Airport trade organisation ACI International and the International Air Transport Association (IATA) have called for remaining EU and Schengen area Covid travel restrictions to be removed.
The call includes testing requirements, proof of vaccination, Passenger Location Forms and mask wearing for travel where it’s no longer required for indoor environments.
The organisations jointly wrote to transport and health ministers across Europe requesting restrictions be aligned.
In a statement the organisations said Covid is pervasive throughout Europe with “population immunity at such levels that the risk of hospitalisation or death has dramatically reduced.”
IATA and ACI Europe also produced evidence to support bringing air travel rules in line with domestic rules with research from Oxera and Edge Health revealing that where a new variant is discovered and restrictions introduced immediately, the peak of infections is only delayed by a maximum of four days.
Rafael Schvartzman, regional vice president Europe for IATA, said: “March 11 marks exactly two years since the WHO announced Covid-19 was a global pandemic. In that time, we have seen increasing evidence that border restrictions are ineffective. The latest research from Oxera and Edge Health confirms that by the time a variant of concern is identified and restrictions are implemented, cross-border transmission will already have happened.
"Europe’s population immunity is strong and Covid-19 is essentially now an endemic disease. The time has come to focus their Covid efforts on surveillance and remove remaining intra-EU restrictions. This will free people to travel, and support jobs returning to the European air transport and travel sectors."

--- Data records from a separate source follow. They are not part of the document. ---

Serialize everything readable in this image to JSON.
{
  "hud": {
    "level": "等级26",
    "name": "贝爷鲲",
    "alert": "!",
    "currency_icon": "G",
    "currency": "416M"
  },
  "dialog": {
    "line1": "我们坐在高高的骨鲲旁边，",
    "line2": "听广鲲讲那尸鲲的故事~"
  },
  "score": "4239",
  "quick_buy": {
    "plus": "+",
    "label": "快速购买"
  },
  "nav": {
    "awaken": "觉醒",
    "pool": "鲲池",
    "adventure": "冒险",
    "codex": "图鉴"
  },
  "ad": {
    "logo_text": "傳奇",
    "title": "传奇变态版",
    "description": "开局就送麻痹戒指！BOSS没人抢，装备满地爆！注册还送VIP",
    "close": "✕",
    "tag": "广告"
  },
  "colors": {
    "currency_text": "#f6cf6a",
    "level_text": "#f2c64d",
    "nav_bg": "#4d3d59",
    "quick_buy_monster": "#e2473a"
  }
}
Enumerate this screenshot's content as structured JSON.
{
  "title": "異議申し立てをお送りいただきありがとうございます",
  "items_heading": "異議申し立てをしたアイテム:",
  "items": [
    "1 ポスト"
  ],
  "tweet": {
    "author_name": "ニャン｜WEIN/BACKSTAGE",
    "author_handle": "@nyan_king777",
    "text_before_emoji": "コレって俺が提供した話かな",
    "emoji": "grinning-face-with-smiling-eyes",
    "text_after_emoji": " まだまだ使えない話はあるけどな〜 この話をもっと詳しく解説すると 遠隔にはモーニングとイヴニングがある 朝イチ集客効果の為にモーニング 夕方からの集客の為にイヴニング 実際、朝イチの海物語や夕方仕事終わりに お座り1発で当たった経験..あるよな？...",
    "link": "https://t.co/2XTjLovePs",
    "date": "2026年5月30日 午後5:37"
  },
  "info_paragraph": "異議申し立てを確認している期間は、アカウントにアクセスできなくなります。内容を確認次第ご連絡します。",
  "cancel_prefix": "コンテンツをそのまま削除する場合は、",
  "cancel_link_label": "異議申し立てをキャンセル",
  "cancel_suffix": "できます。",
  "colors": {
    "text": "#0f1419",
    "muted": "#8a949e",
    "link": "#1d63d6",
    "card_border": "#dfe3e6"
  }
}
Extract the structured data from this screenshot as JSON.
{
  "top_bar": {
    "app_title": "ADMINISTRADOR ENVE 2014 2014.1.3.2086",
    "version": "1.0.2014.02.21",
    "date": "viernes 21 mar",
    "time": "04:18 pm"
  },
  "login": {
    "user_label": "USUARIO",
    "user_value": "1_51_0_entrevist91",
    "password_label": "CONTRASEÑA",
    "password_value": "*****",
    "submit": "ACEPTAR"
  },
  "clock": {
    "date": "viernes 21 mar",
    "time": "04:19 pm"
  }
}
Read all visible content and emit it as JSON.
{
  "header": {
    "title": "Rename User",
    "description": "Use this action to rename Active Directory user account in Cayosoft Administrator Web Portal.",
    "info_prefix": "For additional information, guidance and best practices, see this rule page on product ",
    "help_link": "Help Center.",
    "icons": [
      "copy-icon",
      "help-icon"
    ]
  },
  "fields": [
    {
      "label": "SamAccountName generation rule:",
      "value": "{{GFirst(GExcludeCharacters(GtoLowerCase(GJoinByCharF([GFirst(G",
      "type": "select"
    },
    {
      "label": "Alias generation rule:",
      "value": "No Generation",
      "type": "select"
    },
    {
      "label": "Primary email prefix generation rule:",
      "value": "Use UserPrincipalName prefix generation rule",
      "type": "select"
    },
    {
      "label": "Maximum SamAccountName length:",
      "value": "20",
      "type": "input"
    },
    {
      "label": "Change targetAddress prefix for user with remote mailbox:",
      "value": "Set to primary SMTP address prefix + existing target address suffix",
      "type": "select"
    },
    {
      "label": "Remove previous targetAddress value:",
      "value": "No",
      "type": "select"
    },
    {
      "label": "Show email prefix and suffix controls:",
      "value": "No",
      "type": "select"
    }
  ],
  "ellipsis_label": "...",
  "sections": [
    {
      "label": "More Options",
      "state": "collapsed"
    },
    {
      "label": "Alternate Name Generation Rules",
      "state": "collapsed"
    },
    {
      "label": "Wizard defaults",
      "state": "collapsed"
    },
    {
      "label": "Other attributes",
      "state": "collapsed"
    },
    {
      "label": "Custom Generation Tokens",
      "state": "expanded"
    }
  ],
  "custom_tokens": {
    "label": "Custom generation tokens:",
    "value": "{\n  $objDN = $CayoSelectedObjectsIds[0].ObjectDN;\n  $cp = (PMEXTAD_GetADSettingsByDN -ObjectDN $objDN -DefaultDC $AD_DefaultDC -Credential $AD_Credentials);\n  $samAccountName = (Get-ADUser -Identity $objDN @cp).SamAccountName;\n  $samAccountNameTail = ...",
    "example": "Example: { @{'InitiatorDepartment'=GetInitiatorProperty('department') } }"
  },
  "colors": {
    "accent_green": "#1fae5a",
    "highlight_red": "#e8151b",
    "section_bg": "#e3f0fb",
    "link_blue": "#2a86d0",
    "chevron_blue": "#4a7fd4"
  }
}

Olivier Jankovec, director general of ACI Europe, said: “The independent research and modelling published today shows that governments can lift restrictions with confidence – both for today and for any future variants of concern. Travel restrictions have proven to be a blunt instrument with little to no impact on virus transmission. Removing all Covid-19 restrictions will finally fully restore the freedom to travel. That will be a much-needed boost for the whole travel and tourism sectors which has been forced to shed hundreds of thousands of jobs during the pandemic.”